In recent years there have been two celebrated cases where the CMA discovered and penalised agencies that had been participating in cartels. One was in Hampshire and the other in Somerset.
Now the CMA has backed this up with explicit advice following a case in another industry - the manufacture of steel tanks.
Late last year the authority found that a tanks supplier, Balmoral, along with three other businesses, had breached competition law by taking part in an exchange of competitively-sensitive information on prices and pricing intentions.
Balmoral has now been fined £130,000 for taking part in this unlawful information exchange, which took place at a single meeting in July 2012.
Balmoral was not a party to the main price-fixing cartel formed by some other firms - and which was the subject of a separate case by the CMA, involving a £2.6m penalty - but the fine for Balmoral comes simply because it exchanged the information at a single meeting.
In a statement to all companies in price-sensitive competitive sectors, the authority says: “Any business that is approached to join a cartel, or become involved in anti-competitive arrangements – for instance, to coordinate pricing or to share out markets between them - must immediately reject the approach, and must do so clearly and unequivocally. It is not enough to refrain from price-fixing or market-sharing. The business (and its representatives) must leave the meeting, and make clear and explicit its refusal to take part.”
The business must also refuse to participate in any discussions that involve the sharing of confidential and competitively-sensitive pricing information.
“The CMA brought this case to send a strong signal to companies about these critical compliance obligations, which are needed to protect customers from the higher prices which result when competing businesses collude on price or business strategy, including through the exchange of competitively-sensitive information” says Michael Grenfell, the CMA’s executive director for enforcement.
“The CMA is aware that Balmoral did not participate in the main price-fixing cartel, and this is reflected in the relatively low fine imposed on it.

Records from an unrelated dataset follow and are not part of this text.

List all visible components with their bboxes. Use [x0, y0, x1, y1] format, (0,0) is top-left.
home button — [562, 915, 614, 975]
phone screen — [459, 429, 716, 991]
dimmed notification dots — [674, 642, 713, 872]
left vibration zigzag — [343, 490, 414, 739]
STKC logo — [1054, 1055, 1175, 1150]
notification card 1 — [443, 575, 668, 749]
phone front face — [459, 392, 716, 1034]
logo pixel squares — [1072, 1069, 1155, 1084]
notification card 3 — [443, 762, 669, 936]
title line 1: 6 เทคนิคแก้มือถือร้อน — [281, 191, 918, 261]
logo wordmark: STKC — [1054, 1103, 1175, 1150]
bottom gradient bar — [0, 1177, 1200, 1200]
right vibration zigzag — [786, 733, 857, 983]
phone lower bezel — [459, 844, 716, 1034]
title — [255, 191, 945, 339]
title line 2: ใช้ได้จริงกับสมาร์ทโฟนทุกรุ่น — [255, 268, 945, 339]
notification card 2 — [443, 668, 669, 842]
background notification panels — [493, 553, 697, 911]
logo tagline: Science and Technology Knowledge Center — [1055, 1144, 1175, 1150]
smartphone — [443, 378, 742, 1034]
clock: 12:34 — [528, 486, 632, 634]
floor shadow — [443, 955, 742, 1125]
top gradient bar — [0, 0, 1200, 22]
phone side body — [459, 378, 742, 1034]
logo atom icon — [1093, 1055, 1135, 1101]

But exchanging competitively-sensitive confidential information, even at just one meeting, is itself a breach of competition law.” he continues.
The authority says the size of Balmoral’s fine reflected the fact that it had not actually participated in the cartel and had extensively cooperated with the CMA’s investigations.
Simon Barnes, a commercial partner and competition expert at Shoosmiths LLP - where he advises numerous large corporates and SMEs on competition regulation and breaches - wrote a feature for Estate Agent Today last weekend stating that evidence presented by the CMA in its decision on the Somerset cartel suggested pricing discussions between estate agencies may be relatively common.
Now any agent doing this risks extensive penalties, even if they do not go on to participate in any cartel itself.